Les terres n'étaient plus que cendres et ruines.
Rester aurait été mourir lentement.
Alors, sous l'autorité d'Alvaric de Vallombreux, nous décidâmes de partir.
Non pas vers une terre promise — car aucune ne nous attendait — mais vers l'inconnu, avec l'espoir pour seule boussole.
Nous ne fuyons pas seulement la destruction : nous cherchons un endroit où recommencer.
Nous rassemblâmes ce que nous pouvions.
Trois charrettes de matériel, chargées d'outils, de vivres, de tout ce qui pouvait servir à rebâtir.
Une charrette royale, prise à l'ancien souverain, vestige d'un passé que nous laissions derrière nous.
Une charrette blindée, lourde et renforcée, destinée à protéger les objets rares que nous trouverions ou conserverions.
Derrière nous trottait un maigre troupeau : deux ou trois vaches, autant de moutons, quelques cochons.
Un troupeau maigre, mais vivant, symbole fragile de notre avenir.
Les roues grincent.
Les sabots frappent la terre.
Chaque jour nous éloigne un peu plus de ce que nous étions.

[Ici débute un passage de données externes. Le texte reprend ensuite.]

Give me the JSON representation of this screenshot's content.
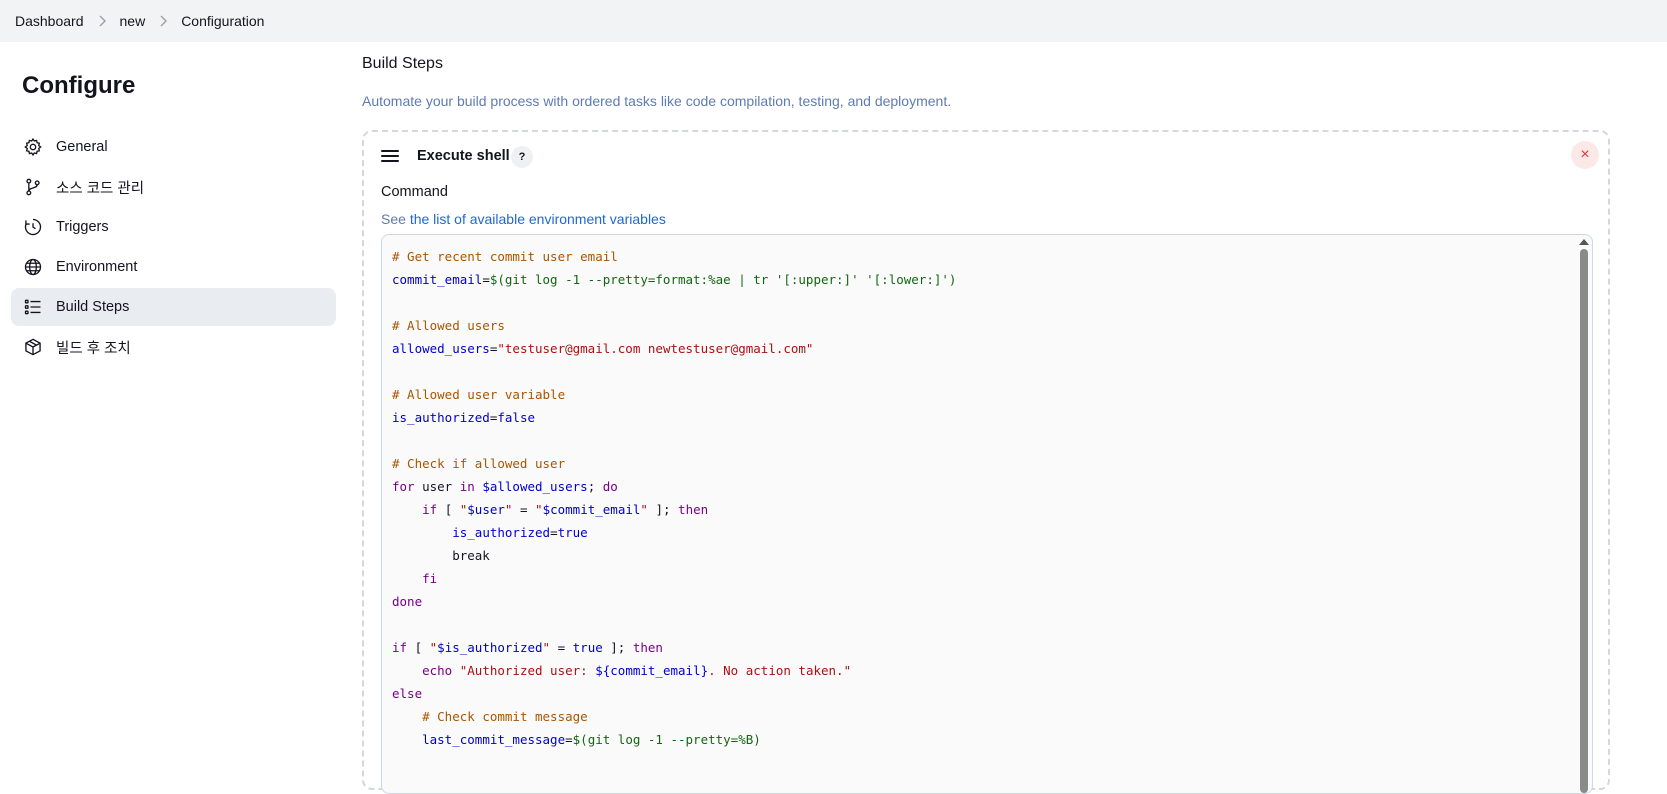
{
  "breadcrumb": {
    "items": [
      "Dashboard",
      "new",
      "Configuration"
    ]
  },
  "sidebar": {
    "title": "Configure",
    "items": [
      {
        "label": "General",
        "icon": "gear-icon",
        "active": false
      },
      {
        "label": "소스 코드 관리",
        "icon": "branch-icon",
        "active": false
      },
      {
        "label": "Triggers",
        "icon": "clock-icon",
        "active": false
      },
      {
        "label": "Environment",
        "icon": "globe-icon",
        "active": false
      },
      {
        "label": "Build Steps",
        "icon": "list-icon",
        "active": true
      },
      {
        "label": "빌드 후 조치",
        "icon": "package-icon",
        "active": false
      }
    ]
  },
  "main": {
    "section_title": "Build Steps",
    "section_desc": "Automate your build process with ordered tasks like code compilation, testing, and deployment.",
    "step": {
      "title": "Execute shell",
      "help_label": "?",
      "close_label": "×",
      "command_label": "Command",
      "hint_prefix": "See ",
      "hint_link": "the list of available environment variables"
    },
    "code_lines": [
      [
        {
          "t": "# Get recent commit user email",
          "c": "comment"
        }
      ],
      [
        {
          "t": "commit_email",
          "c": "var"
        },
        {
          "t": "=",
          "c": "op"
        },
        {
          "t": "$(git log -1 --pretty=format:%ae | tr '[:upper:]' '[:lower:]')",
          "c": "sub"
        }
      ],
      [],
      [
        {
          "t": "# Allowed users",
          "c": "comment"
        }
      ],
      [
        {
          "t": "allowed_users",
          "c": "var"
        },
        {
          "t": "=",
          "c": "op"
        },
        {
          "t": "\"testuser@gmail.com newtestuser@gmail.com\"",
          "c": "str"
        }
      ],
      [],
      [
        {
          "t": "# Allowed user variable",
          "c": "comment"
        }
      ],
      [
        {
          "t": "is_authorized",
          "c": "var"
        },
        {
          "t": "=",
          "c": "op"
        },
        {
          "t": "false",
          "c": "bool"
        }
      ],
      [],
      [
        {
          "t": "# Check if allowed user",
          "c": "comment"
        }
      ],
      [
        {
          "t": "for",
          "c": "kw"
        },
        {
          "t": " user ",
          "c": "op"
        },
        {
          "t": "in",
          "c": "kw"
        },
        {
          "t": " ",
          "c": "op"
        },
        {
          "t": "$allowed_users",
          "c": "var"
        },
        {
          "t": "; ",
          "c": "op"
        },
        {
          "t": "do",
          "c": "kw"
        }
      ],
      [
        {
          "t": "    ",
          "c": "op"
        },
        {
          "t": "if",
          "c": "kw"
        },
        {
          "t": " [ ",
          "c": "op"
        },
        {
          "t": "\"",
          "c": "str"
        },
        {
          "t": "$user",
          "c": "var"
        },
        {
          "t": "\"",
          "c": "str"
        },
        {
          "t": " = ",
          "c": "op"
        },
        {
          "t": "\"",
          "c": "str"
        },
        {
          "t": "$commit_email",
          "c": "var"
        },
        {
          "t": "\"",
          "c": "str"
        },
        {
          "t": " ]; ",
          "c": "op"
        },
        {
          "t": "then",
          "c": "kw"
        }
      ],
      [
        {
          "t": "        ",
          "c": "op"
        },
        {
          "t": "is_authorized",
          "c": "var"
        },
        {
          "t": "=",
          "c": "op"
        },
        {
          "t": "true",
          "c": "bool"
        }
      ],
      [
        {
          "t": "        break",
          "c": "op"
        }
      ],
      [
        {
          "t": "    ",
          "c": "op"
        },
        {
          "t": "fi",
          "c": "kw"
        }
      ],
      [
        {
          "t": "done",
          "c": "kw"
        }
      ],
      [],
      [
        {
          "t": "if",
          "c": "kw"
        },
        {
          "t": " [ ",
          "c": "op"
        },
        {
          "t": "\"",
          "c": "str"
        },
        {
          "t": "$is_authorized",
          "c": "var"
        },
        {
          "t": "\"",
          "c": "str"
        },
        {
          "t": " = ",
          "c": "op"
        },
        {
          "t": "true",
          "c": "bool"
        },
        {
          "t": " ]; ",
          "c": "op"
        },
        {
          "t": "then",
          "c": "kw"
        }
      ],
      [
        {
          "t": "    ",
          "c": "op"
        },
        {
          "t": "echo",
          "c": "kw"
        },
        {
          "t": " ",
          "c": "op"
        },
        {
          "t": "\"Authorized user: ",
          "c": "str"
        },
        {
          "t": "${commit_email}",
          "c": "var"
        },
        {
          "t": ". No action taken.\"",
          "c": "str"
        }
      ],
      [
        {
          "t": "else",
          "c": "kw"
        }
      ],
      [
        {
          "t": "    ",
          "c": "op"
        },
        {
          "t": "# Check commit message",
          "c": "comment"
        }
      ],
      [
        {
          "t": "    ",
          "c": "op"
        },
        {
          "t": "last_commit_message",
          "c": "var"
        },
        {
          "t": "=",
          "c": "op"
        },
        {
          "t": "$(git log -1 --pretty=%B)",
          "c": "sub"
        }
      ]
    ]
  }
}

Alvaric n'est pas un roi de palais.
Il marche avec nous.
Il parle avec nous.
Il veille sur nous.
Il décide, oui — mais il écoute aussi.
Il est notre souverain, mais aussi notre pilier, notre repère dans l'incertitude.
Pour nous, Alvaric n'est pas seulement un chef : il est le pilier qui nous maintient debout.
Parmi nous, certains se sont déjà déclarés chercheurs.
Ils observent.
Ils notent.
Ils expérimentent.
Ils rêvent d'innovations, de techniques nouvelles, de progrès possibles.
Ne croyez pas aux fables de magie : elles ne servent qu’à effrayer les enfants.
Les miracles, eux, sont aussi rares que les dragons des chansons oubliées.
Pourtant, l’esprit humain n’a pas de limites.
Ce sont eux qui décideront, un jour, si nous avancerons vers un savoir nouveau… ou si nous resterons fidèles aux traditions.
Et ainsi commence notre nouvelle ère.
Nous ne savons pas où nous allons.
Nous ne savons pas ce que nous trouverons.
Mais nous marchons derrière Alvaric de Vallombreux, roi sans royaume, guide d'un peuple en reconstruction, et porteur d'un avenir encore à écrire.